Diferentes medicamentos foram estudados no tratamento da gagueira. O estudo de
caso com maior seguimento (seis anos) foi um com a utilização do divalproato de
sódio (Mulder e Spierrings, 2003); o início do tratamento não foi motivado pela
gagueira, que era secundária ao transtorno de base (crises epilépticas). O
tratamento foi interrompido após quatro anos devido à detecção de deficiência
de piruvato quinase, sendo retomado dois anos mais tarde, apesar de ter ficado
claro no relato que o divalproato foi prescrito novamente por solicitação do
paciente para melhora da gagueira, efeito que havia ocorrido anteriormente. Por
outro lado, o maior período de seguimento de ensaios clínicos (12 meses) não
foi longo o suficiente para avaliação de recidiva. Alguns relatam efeitos
colaterais, como a ocorrência de depressão em indivíduos sem sintomas
psiquiátricos (Bloch et al., 1997). A falta de critério rígido para a
diferenciação entre gagueira do desenvolvimento e gagueira neurogênica, em
grande parte dos estudos envolvendo o tratamento com fármacos, dificulta a
compreensão acerca da eficácia das drogas (Gordon, 2002; Dworkin et al., 2002).
Nos estudos que utilizaram injeções locais de TBX-A observou-se também a
ocorrência de efeitos colaterais (Ludlow, 1990; Brin et al., 1994). A falta de
padronização de dose e sítio de aplicação é uma lacuna que ainda limita a
utilização de BTX-A em larga escala no tratamento de gagueira.
Apesar dos diferentes mecanismos de ação, o resultado final encontrado no
tratamento da gagueira utilizando psicotrópicos, TBX-A ou anestésicos parece
ser o mesmo: a diminuição da atividade muscular. Mas essa hipótese só pode ser
considerada com o desenvolvimento de ensaios clínicos controlados com grandes
amostras. Muitos dos artigos encontrados em literatura científica para o
tratamento da gagueira tiveram como alvo a redução da atividade dopaminérgica.

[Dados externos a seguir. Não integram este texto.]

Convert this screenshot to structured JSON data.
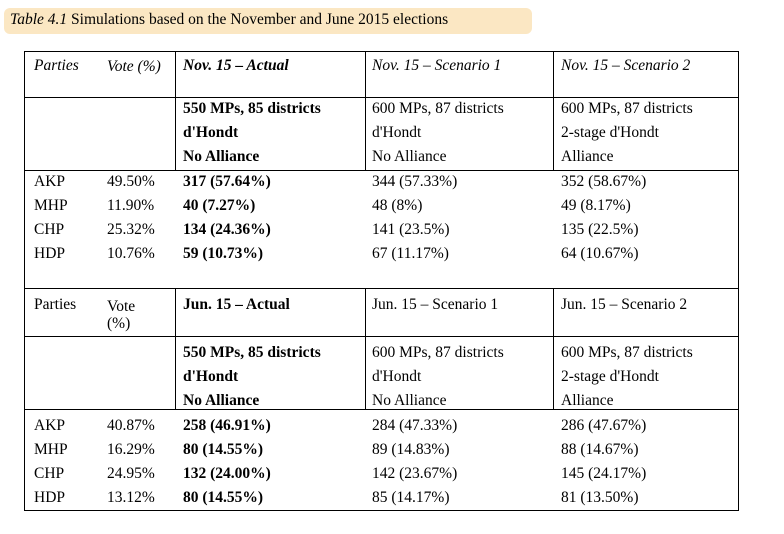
{
  "caption": {
    "label": "Table 4.1",
    "title": "Simulations based on the November and June 2015 elections"
  },
  "nov": {
    "header": {
      "parties": "Parties",
      "vote": "Vote (%)",
      "actual": "Nov. 15 – Actual",
      "s1": "Nov. 15 – Scenario 1",
      "s2": "Nov. 15 – Scenario 2"
    },
    "config": {
      "actual": [
        "550 MPs, 85 districts",
        "d'Hondt",
        "No Alliance"
      ],
      "s1": [
        "600 MPs, 87 districts",
        "d'Hondt",
        "No Alliance"
      ],
      "s2": [
        "600 MPs, 87 districts",
        "2-stage d'Hondt",
        "Alliance"
      ]
    },
    "rows": [
      {
        "party": "AKP",
        "vote": "49.50%",
        "actual": "317 (57.64%)",
        "s1": "344 (57.33%)",
        "s2": "352 (58.67%)"
      },
      {
        "party": "MHP",
        "vote": "11.90%",
        "actual": "40 (7.27%)",
        "s1": "48 (8%)",
        "s2": "49 (8.17%)"
      },
      {
        "party": "CHP",
        "vote": "25.32%",
        "actual": "134 (24.36%)",
        "s1": "141 (23.5%)",
        "s2": "135 (22.5%)"
      },
      {
        "party": "HDP",
        "vote": "10.76%",
        "actual": "59 (10.73%)",
        "s1": "67 (11.17%)",
        "s2": "64 (10.67%)"
      }
    ]
  },
  "jun": {
    "header": {
      "parties": "Parties",
      "vote": "Vote (%)",
      "actual": "Jun. 15 – Actual",
      "s1": "Jun. 15 – Scenario 1",
      "s2": "Jun. 15 – Scenario 2"
    },
    "config": {
      "actual": [
        "550 MPs, 85 districts",
        "d'Hondt",
        "No Alliance"
      ],
      "s1": [
        "600 MPs, 87 districts",
        "d'Hondt",
        "No Alliance"
      ],
      "s2": [
        "600 MPs, 87 districts",
        "2-stage d'Hondt",
        "Alliance"
      ]
    },
    "rows": [
      {
        "party": "AKP",
        "vote": "40.87%",
        "actual": "258 (46.91%)",
        "s1": "284 (47.33%)",
        "s2": "286 (47.67%)"
      },
      {
        "party": "MHP",
        "vote": "16.29%",
        "actual": "80 (14.55%)",
        "s1": "89 (14.83%)",
        "s2": "88 (14.67%)"
      },
      {
        "party": "CHP",
        "vote": "24.95%",
        "actual": "132 (24.00%)",
        "s1": "142 (23.67%)",
        "s2": "145 (24.17%)"
      },
      {
        "party": "HDP",
        "vote": "13.12%",
        "actual": "80 (14.55%)",
        "s1": "85 (14.17%)",
        "s2": "81 (13.50%)"
      }
    ]
  }
}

Esses resultados podem sugerir a importância do sistema dopaminérgico na
fisiopatologia da gagueira, reforçando a hipótese de que há pelo menos um
componente fisiológico na origem dessa alteração.

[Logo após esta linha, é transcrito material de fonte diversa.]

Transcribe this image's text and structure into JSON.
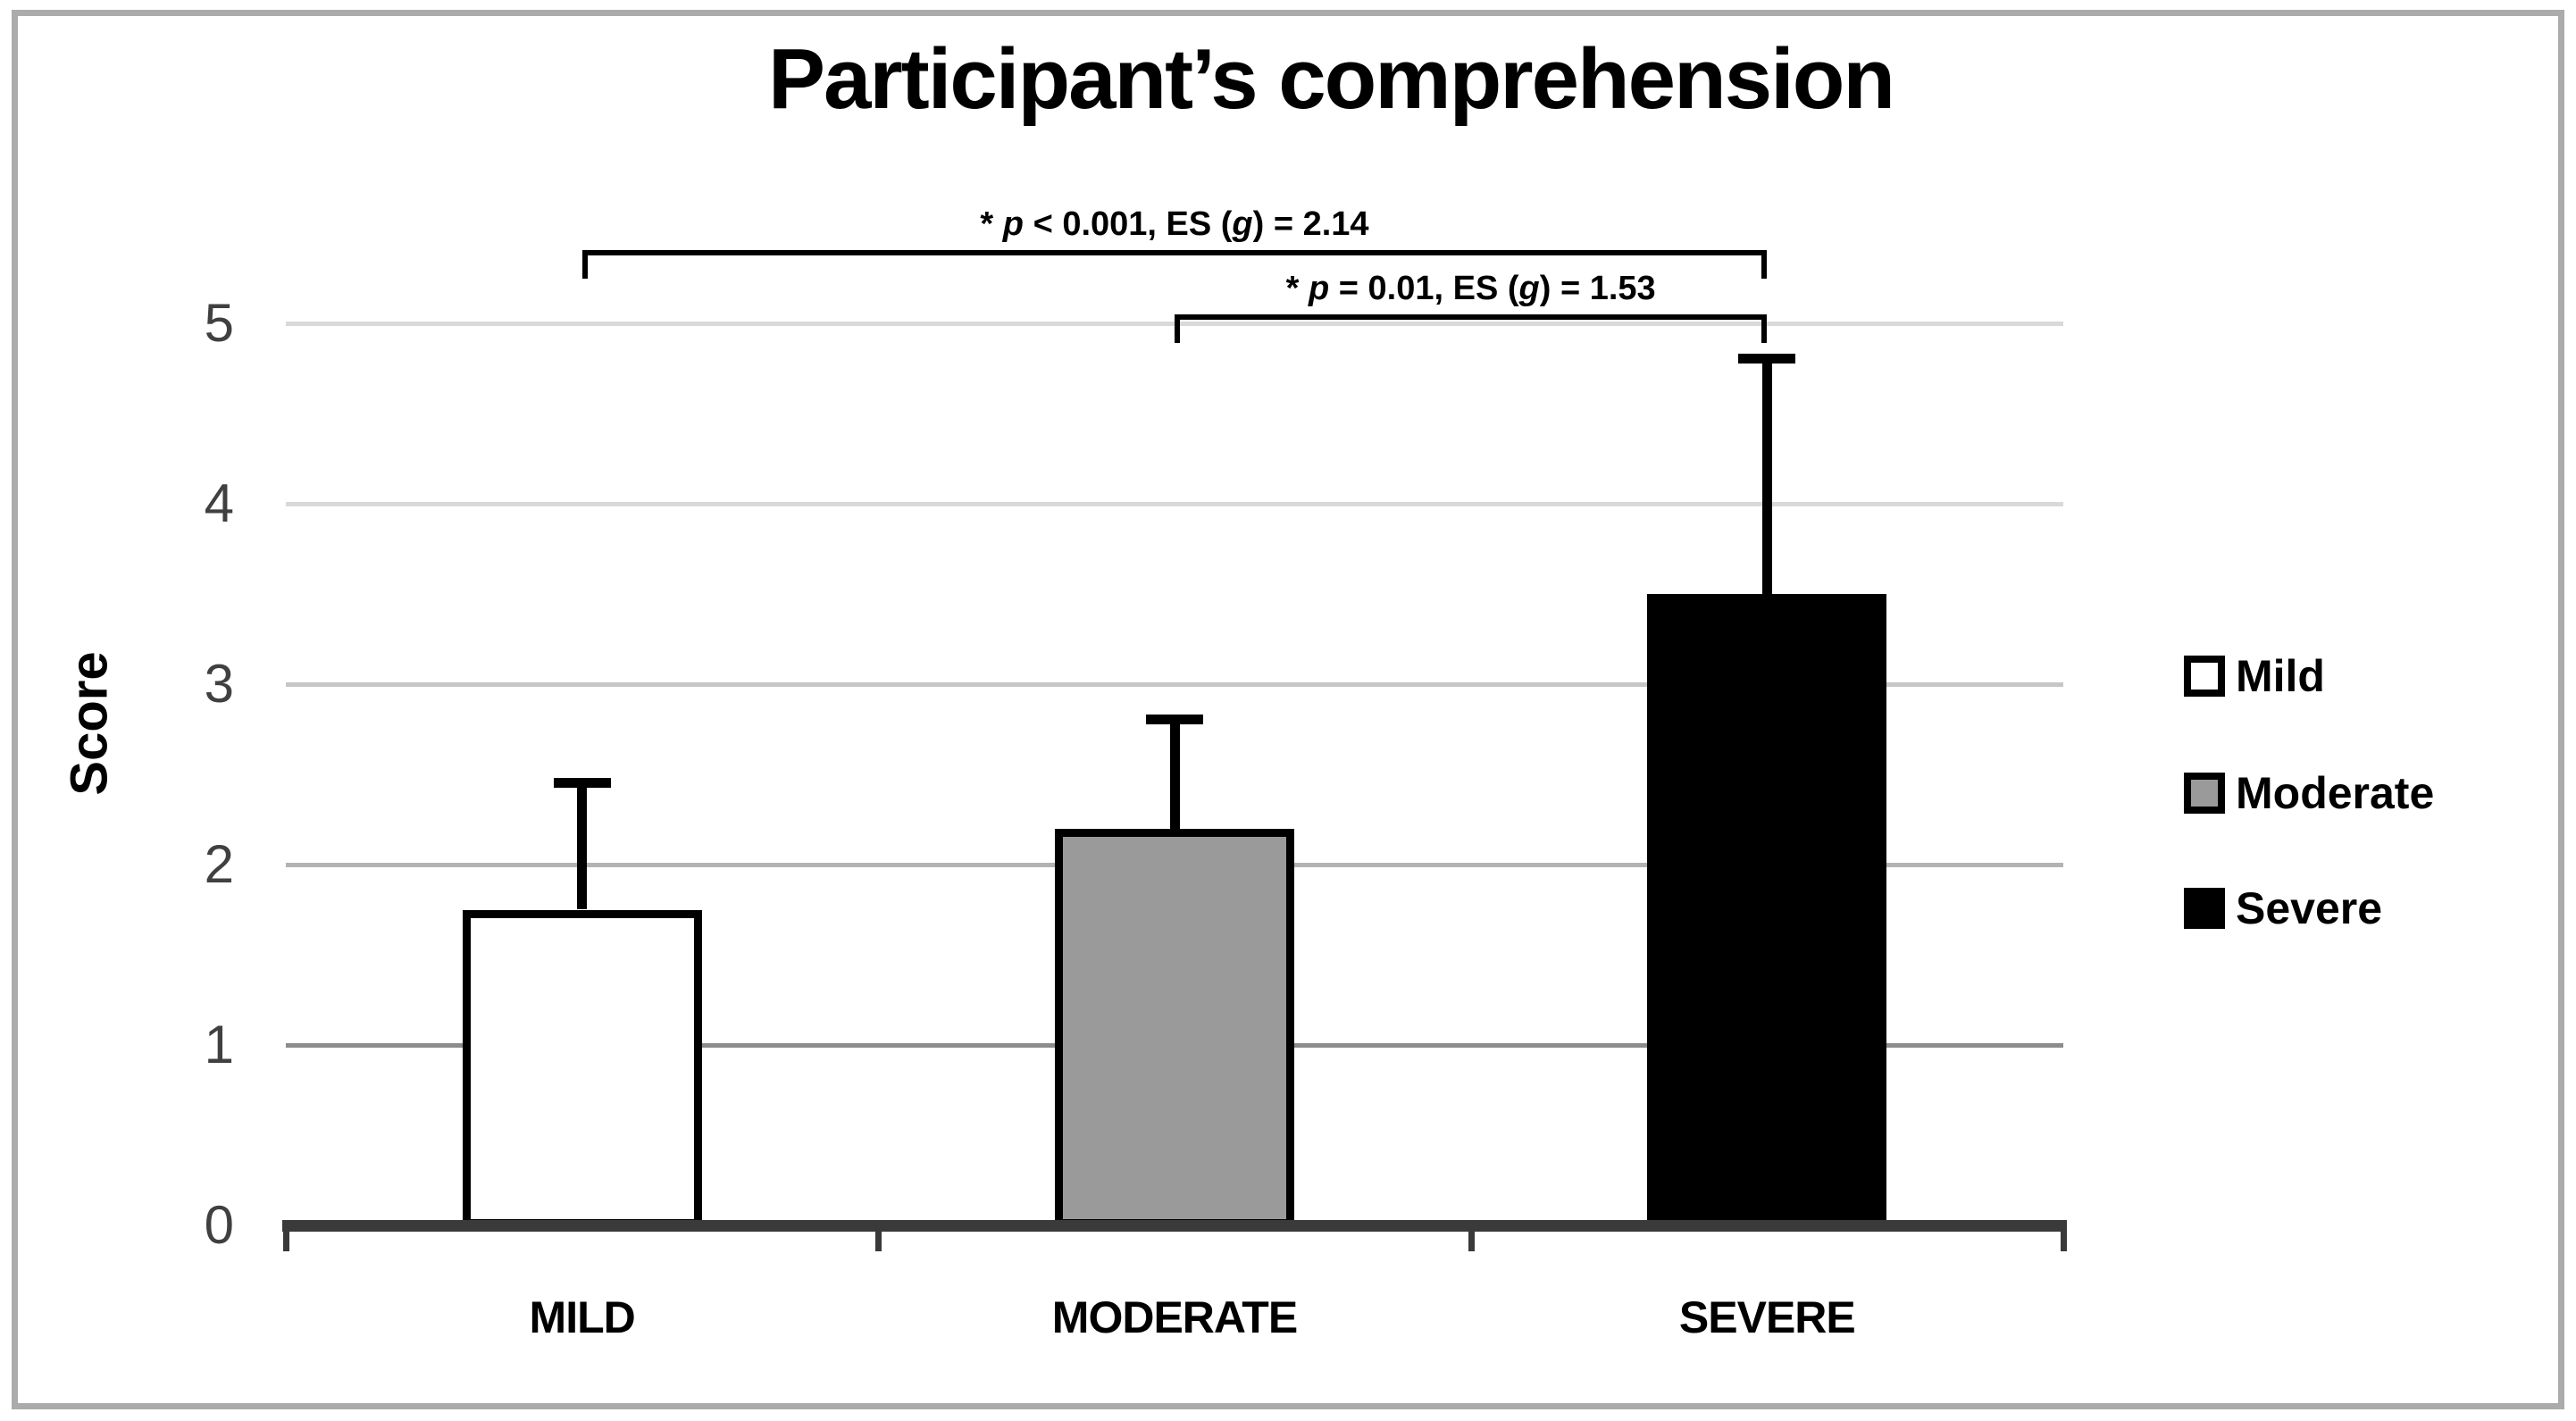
{
  "chart_data": {
    "type": "bar",
    "title": "Participant’s comprehension",
    "ylabel": "Score",
    "xlabel": "",
    "categories": [
      "MILD",
      "MODERATE",
      "SEVERE"
    ],
    "values": [
      1.75,
      2.2,
      3.5
    ],
    "error_top": [
      2.45,
      2.8,
      4.8
    ],
    "ylim": [
      0,
      5
    ],
    "yticks": [
      0,
      1,
      2,
      3,
      4,
      5
    ],
    "grid": "horizontal",
    "legend_position": "right",
    "legend": [
      {
        "label": "Mild",
        "fill": "#FFFFFF"
      },
      {
        "label": "Moderate",
        "fill": "#9A9A9A"
      },
      {
        "label": "Severe",
        "fill": "#000000"
      }
    ],
    "annotations": [
      {
        "level": 1,
        "between": [
          "MILD",
          "SEVERE"
        ],
        "text": "* p < 0.001, ES (g) = 2.14",
        "segments": [
          {
            "text": "* ",
            "italic": false
          },
          {
            "text": "p",
            "italic": true
          },
          {
            "text": " < 0.001, ES (",
            "italic": false
          },
          {
            "text": "g",
            "italic": true
          },
          {
            "text": ") = 2.14",
            "italic": false
          }
        ]
      },
      {
        "level": 2,
        "between": [
          "MODERATE",
          "SEVERE"
        ],
        "text": "* p = 0.01, ES (g) = 1.53",
        "segments": [
          {
            "text": "* ",
            "italic": false
          },
          {
            "text": "p",
            "italic": true
          },
          {
            "text": " = 0.01, ES (",
            "italic": false
          },
          {
            "text": "g",
            "italic": true
          },
          {
            "text": ") = 1.53",
            "italic": false
          }
        ]
      }
    ],
    "style": {
      "bar_border_color": "#000000",
      "axis_color": "#3A3A3A",
      "tick_label_color": "#404040",
      "frame_color": "#ABABAB",
      "gridline_colors_by_value": [
        "#8C8C8C",
        "#B3B3B3",
        "#C6C6C6",
        "#D9D9D9",
        "#D9D9D9"
      ]
    }
  }
}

A maioria das pesquisas relativas ao tratamento farmacológico da gagueira se
restringe aos estudos de casos e ensaios clínicos com pequenas amostras. É
necessária maior produção de ensaios clínicos controlados com amostras mais
significativas.
Conclusão
Não existem evidências suficientes até o momento que justifiquem a utilização
de um tratamento farmacológico específico para a gagueira. Os estudos
apresentados indicam a necessidade de realização de ensaios clínicos e duplo-
cegos controlados com placebo envolvendo casuística maior e tempo de seguimento
prolongado. Ainda são escassos os estudos envolvendo determinadas drogas, o que
dificulta o avanço das pesquisas no controle de efeitos colaterais.